The list of the languages that have errors on are:
F#
Go
Groovy
Java
Kotlin
Objective-C
Pascal
Scala VB.NET
A link to my contribution so you can check it yourself:
This is what the user said:
The code stub generator throws exceptions in several languages : F#, Go, Groovy, Java, Kotlin, Objective-C, Pascal, Scala and VB.Net.
For F# it looks like a bug on CG side, the generator doesn’t detect that a previously declared variable is in another inaccessible scope and should be redeclared. I haven’t looked at the other ones, hopefully you can figure it out or find some help on the forum
I think you want to use word rather than string in the second loop - a string can contain spaces so in many languages it reads a whole line (so multiple strings per line separated by spaces doesn’t work). A word cannot contain spaces so it should read the space separated characters correctly.
Naming variables integer and character is also going to cause problems in languages where these are reserved words.
The go errors appear to be a bug in the stub generator (declares a variable in the first loop and tries to use it in the second one), though maybe it’ll be fixed if you don’t read strings in the second loop.
A good parts of the errors are caused by the use of ‘string’ instead of ‘word’, and the variable named ‘integer’. But there’s some problems from the stub generator.
I will list them here per language:
F#: Variable ‘words’ declared in a for loop and used without declaration in another for loop, out of the scope of the first declaration.
Scala: Same problem with ‘inputs’.
Go: Same problem, ‘inputs’ declared in the first for loop and used with ‘=’ instead of ‘:=’ in the second. And second problem ‘character’ declared but not used in the second for loop, while the problem is handled in the first loop by the use of ‘_’.
I fixed the problem with ‘word’ instead of string and ‘num’ instead of integer and ‘C’ instead of character. How can I fix the problems you mention? Should I just wait for someone from CG to fix them?

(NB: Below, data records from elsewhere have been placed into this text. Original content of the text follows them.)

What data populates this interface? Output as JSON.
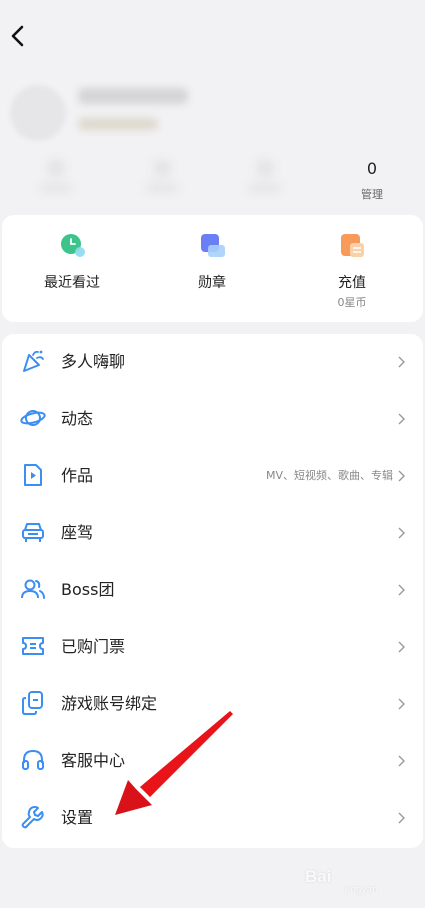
{
  "nav": {
    "back_icon": "chevron-left-icon"
  },
  "stats": {
    "manage_count": "0",
    "manage_label": "管理"
  },
  "quick": [
    {
      "label": "最近看过",
      "sub": "",
      "icon": "clock-icon",
      "color": "#3dc48a"
    },
    {
      "label": "勋章",
      "sub": "",
      "icon": "medal-icon",
      "color": "#6a7ff5"
    },
    {
      "label": "充值",
      "sub": "0星币",
      "icon": "wallet-icon",
      "color": "#f79a5a"
    }
  ],
  "menu": [
    {
      "label": "多人嗨聊",
      "hint": "",
      "icon": "party-popper-icon"
    },
    {
      "label": "动态",
      "hint": "",
      "icon": "planet-icon"
    },
    {
      "label": "作品",
      "hint": "MV、短视频、歌曲、专辑",
      "icon": "video-file-icon"
    },
    {
      "label": "座驾",
      "hint": "",
      "icon": "car-icon"
    },
    {
      "label": "Boss团",
      "hint": "",
      "icon": "group-icon"
    },
    {
      "label": "已购门票",
      "hint": "",
      "icon": "ticket-icon"
    },
    {
      "label": "游戏账号绑定",
      "hint": "",
      "icon": "link-copy-icon"
    },
    {
      "label": "客服中心",
      "hint": "",
      "icon": "headset-icon"
    },
    {
      "label": "设置",
      "hint": "",
      "icon": "wrench-icon"
    }
  ],
  "colors": {
    "icon_blue": "#3b8ff2",
    "annotation_red": "#e8141a"
  },
  "watermark": {
    "text": "Bai",
    "sub": "jingyan"
  }
}
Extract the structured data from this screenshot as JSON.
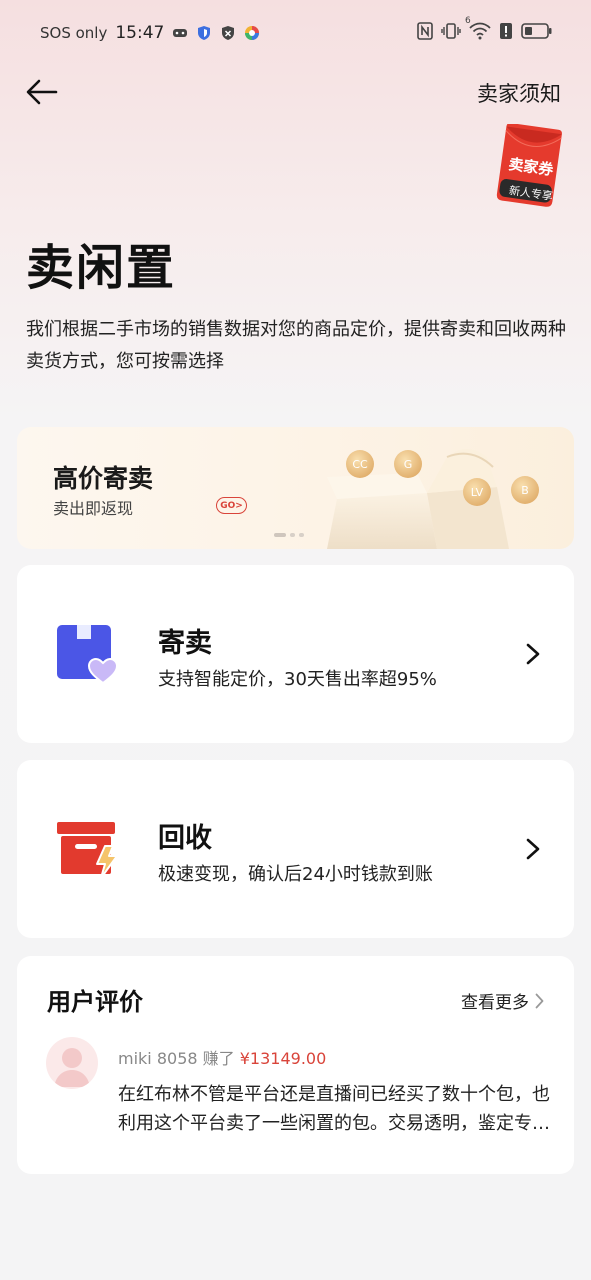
{
  "status_bar": {
    "carrier": "SOS only",
    "time": "15:47",
    "network_badge": "6"
  },
  "header": {
    "back_icon": "arrow-left-icon",
    "notice_label": "卖家须知"
  },
  "coupon": {
    "title": "卖家券",
    "subtitle": "新人专享"
  },
  "page": {
    "title": "卖闲置",
    "description": "我们根据二手市场的销售数据对您的商品定价，提供寄卖和回收两种卖货方式，您可按需选择"
  },
  "banner": {
    "title": "高价寄卖",
    "subtitle": "卖出即返现",
    "go_label": "GO>",
    "slide_count": 3,
    "active_slide": 1
  },
  "options": [
    {
      "title": "寄卖",
      "description": "支持智能定价，30天售出率超95%",
      "icon": "consignment-box-heart-icon",
      "color": "#4b56e6"
    },
    {
      "title": "回收",
      "description": "极速变现，确认后24小时钱款到账",
      "icon": "recycle-box-lightning-icon",
      "color": "#e23a2e"
    }
  ],
  "reviews": {
    "heading": "用户评价",
    "more_label": "查看更多",
    "items": [
      {
        "user": "miki 8058",
        "earned_label": "赚了",
        "amount": "¥13149.00",
        "text": "在红布林不管是平台还是直播间已经买了数十个包，也利用这个平台卖了一些闲置的包。交易透明，鉴定专业，体验非常好。"
      }
    ]
  },
  "colors": {
    "accent_red": "#d9443a",
    "consign_blue": "#4b56e6",
    "recycle_red": "#e23a2e"
  }
}
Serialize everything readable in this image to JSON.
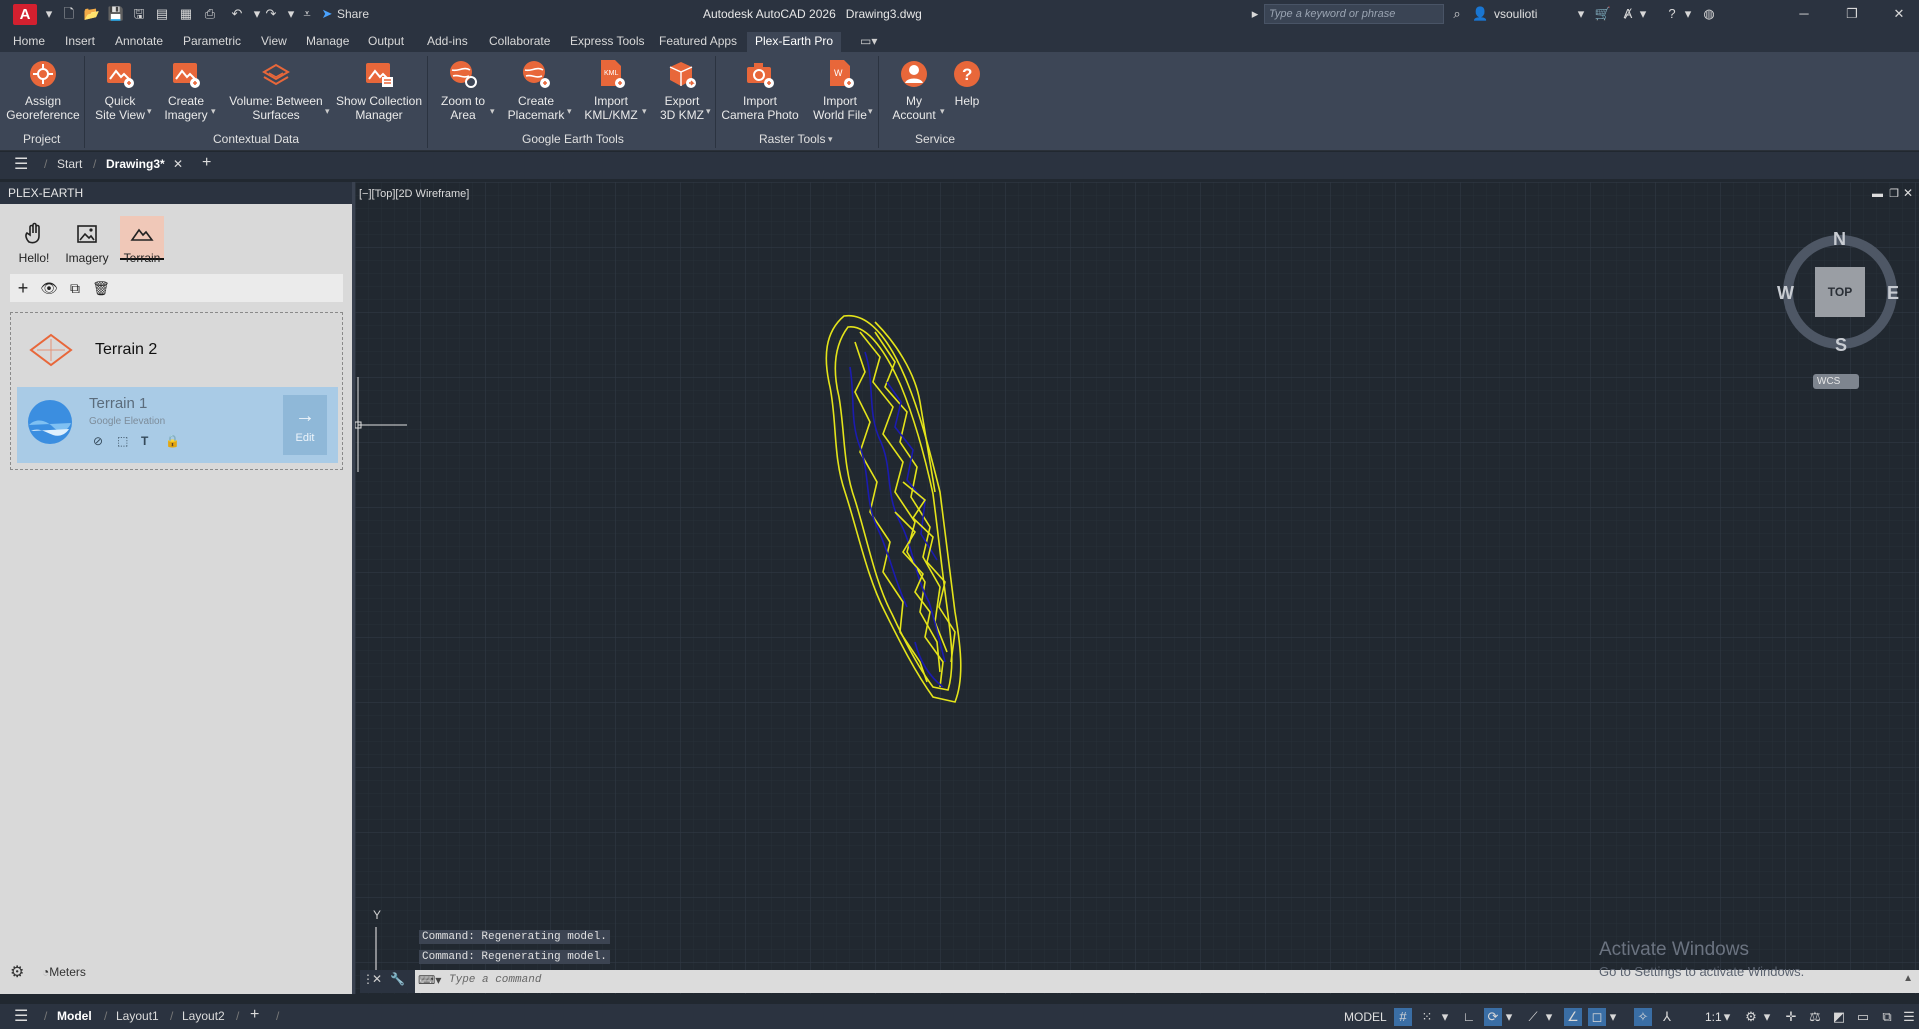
{
  "titlebar": {
    "app_icon": "A",
    "share_label": "Share",
    "app_title": "Autodesk AutoCAD 2026",
    "doc_title": "Drawing3.dwg",
    "search_placeholder": "Type a keyword or phrase",
    "username": "vsoulioti"
  },
  "ribbon_tabs": [
    "Home",
    "Insert",
    "Annotate",
    "Parametric",
    "View",
    "Manage",
    "Output",
    "Add-ins",
    "Collaborate",
    "Express Tools",
    "Featured Apps",
    "Plex-Earth Pro"
  ],
  "active_ribbon_tab": "Plex-Earth Pro",
  "ribbon": {
    "buttons": [
      {
        "l1": "Assign",
        "l2": "Georeference"
      },
      {
        "l1": "Quick",
        "l2": "Site View"
      },
      {
        "l1": "Create",
        "l2": "Imagery"
      },
      {
        "l1": "Volume: Between",
        "l2": "Surfaces"
      },
      {
        "l1": "Show Collection",
        "l2": "Manager"
      },
      {
        "l1": "Zoom to",
        "l2": "Area"
      },
      {
        "l1": "Create",
        "l2": "Placemark"
      },
      {
        "l1": "Import",
        "l2": "KML/KMZ"
      },
      {
        "l1": "Export",
        "l2": "3D KMZ"
      },
      {
        "l1": "Import",
        "l2": "Camera Photo"
      },
      {
        "l1": "Import",
        "l2": "World File"
      },
      {
        "l1": "My",
        "l2": "Account"
      },
      {
        "l1": "Help",
        "l2": ""
      }
    ],
    "panels": [
      "Project",
      "Contextual Data",
      "Google Earth Tools",
      "Raster Tools",
      "Service"
    ]
  },
  "file_tabs": {
    "start": "Start",
    "drawing": "Drawing3*"
  },
  "palette": {
    "title": "PLEX-EARTH",
    "tabs": [
      "Hello!",
      "Imagery",
      "Terrain"
    ],
    "active_tab": "Terrain",
    "terrain2": {
      "name": "Terrain 2"
    },
    "terrain1": {
      "name": "Terrain 1",
      "source": "Google Elevation",
      "edit_label": "Edit"
    },
    "units": "Meters"
  },
  "viewport": {
    "label": "[−][Top][2D Wireframe]",
    "viewcube": {
      "top": "TOP",
      "n": "N",
      "s": "S",
      "e": "E",
      "w": "W",
      "wcs": "WCS"
    },
    "ucs_y": "Y",
    "contour_colors": {
      "major": "#e4e41a",
      "minor": "#1b1bb0"
    }
  },
  "command": {
    "history": [
      "Command: Regenerating model.",
      "Command: Regenerating model."
    ],
    "placeholder": "Type a command"
  },
  "statusbar": {
    "tabs": [
      "Model",
      "Layout1",
      "Layout2"
    ],
    "model_label": "MODEL",
    "scale": "1:1"
  },
  "watermark": {
    "line1": "Activate Windows",
    "line2": "Go to Settings to activate Windows."
  },
  "colors": {
    "accent": "#e8673a",
    "terrain_selected_bg": "#a9cbe6",
    "palette_bg": "#d9d9d9"
  }
}
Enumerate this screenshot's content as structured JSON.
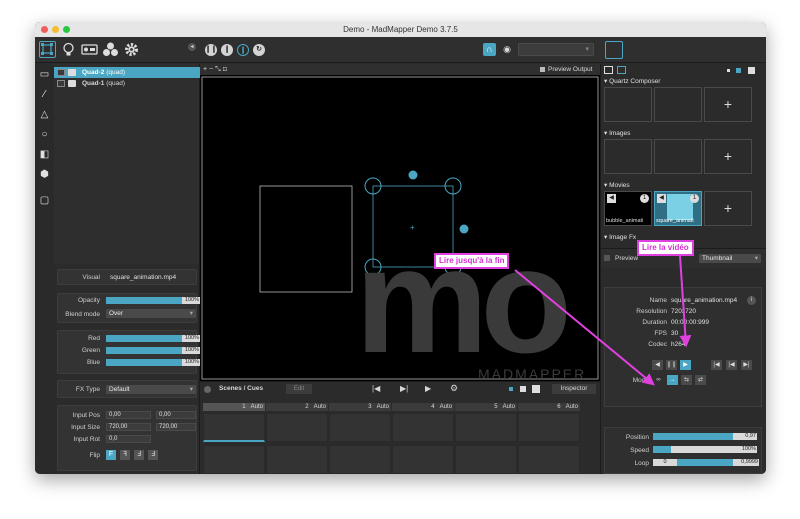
{
  "window": {
    "title": "Demo - MadMapper Demo 3.7.5"
  },
  "layers": [
    {
      "name": "Quad-2",
      "type": "(quad)",
      "selected": true
    },
    {
      "name": "Quad-1",
      "type": "(quad)",
      "selected": false
    }
  ],
  "canvas": {
    "toolbar_symbols": "+ − ⤡ ⊡",
    "preview_output_label": "Preview Output",
    "watermark_brand": "MADMAPPER",
    "watermark_logo": "mo"
  },
  "props": {
    "visual_label": "Visual",
    "visual_value": "square_animation.mp4",
    "opacity_label": "Opacity",
    "opacity_value": "100%",
    "blend_label": "Blend mode",
    "blend_value": "Over",
    "red_label": "Red",
    "red_value": "100%",
    "green_label": "Green",
    "green_value": "100%",
    "blue_label": "Blue",
    "blue_value": "100%",
    "fx_label": "FX Type",
    "fx_value": "Default",
    "input_pos_label": "Input Pos",
    "input_pos_x": "0,00",
    "input_pos_y": "0,00",
    "input_size_label": "Input Size",
    "input_size_w": "720,00",
    "input_size_h": "720,00",
    "input_rot_label": "Input Rot",
    "input_rot_value": "0,0",
    "flip_label": "Flip"
  },
  "scenes": {
    "title": "Scenes / Cues",
    "edit_label": "Edit",
    "inspector_label": "Inspector",
    "cues": [
      {
        "num": "1",
        "mode": "Auto"
      },
      {
        "num": "2",
        "mode": "Auto"
      },
      {
        "num": "3",
        "mode": "Auto"
      },
      {
        "num": "4",
        "mode": "Auto"
      },
      {
        "num": "5",
        "mode": "Auto"
      },
      {
        "num": "6",
        "mode": "Auto"
      }
    ]
  },
  "library": {
    "quartz_label": "Quartz Composer",
    "images_label": "Images",
    "movies_label": "Movies",
    "image_fx_label": "Image Fx",
    "movie1_name": "bubble_animati",
    "movie2_name": "square_animati",
    "movie_badge": "1"
  },
  "media": {
    "preview_label": "Preview",
    "thumbnail_label": "Thumbnail",
    "name_label": "Name",
    "name_value": "square_animation.mp4",
    "resolution_label": "Resolution",
    "resolution_value": "720x720",
    "duration_label": "Duration",
    "duration_value": "00:00:00:999",
    "fps_label": "FPS",
    "fps_value": "30",
    "codec_label": "Codec",
    "codec_value": "h264",
    "mode_label": "Mode",
    "position_label": "Position",
    "position_value": "0,97",
    "speed_label": "Speed",
    "speed_value": "100%",
    "loop_label": "Loop",
    "loop_start": "0",
    "loop_end": "0,9999"
  },
  "annotations": {
    "play_to_end": "Lire jusqu'à la fin",
    "play_video": "Lire la vidéo"
  },
  "colors": {
    "accent": "#4aa6c2",
    "annotation": "#e040e0",
    "selected_row": "#4aa6c2"
  }
}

Can you check now if the problems with F# and Scala fixed?
Because I think they are.
If they are fixed the only problem left is in Go because C is not used.
As the puzzle creator, you should only care about writing a proper stub description based on the provided stub semantics. You should not really care about the result: That’s CG’s part of the job. If there are bugs in the generated code in some languages because the generator not does follow its own semantics, well, I’m afraid the only thing you can do is ask CG to fix.
It’s not actually an improvement to remove some parts of the parsing in order to avoid that kind of errors.
About your contribution, here is the incorrect generated OCaml code:
1 (* Auto-generated code below aims at helping you parse *)
2 (* the standard input according to the problem statement. *)
3
4 let n = int_of_string (input_line stdin) in
5 for i = 0 to n - 1 do
6 let name, r = Scanf.scanf " %s %d" (fun name r -> (name, r)) in
7 ();
8 done;
9
10 let circuit = input_line stdin in
11
12 (* Write an answer using print_endline *)
13 (* To debug: prerr_endline "Debug message"; *)
14
15 print_endline "Equivalent Resistance";
And here is for instance what should be generated (to avoid improperly mixing scanf, which does not read the whole line, with input_line):
6 let name, r = Scanf.sscanf (input_line stdin) " %s %d" (fun name r -> (name, r)) in
This does not seem very hard to fix for CG (invoking @TwoSteps).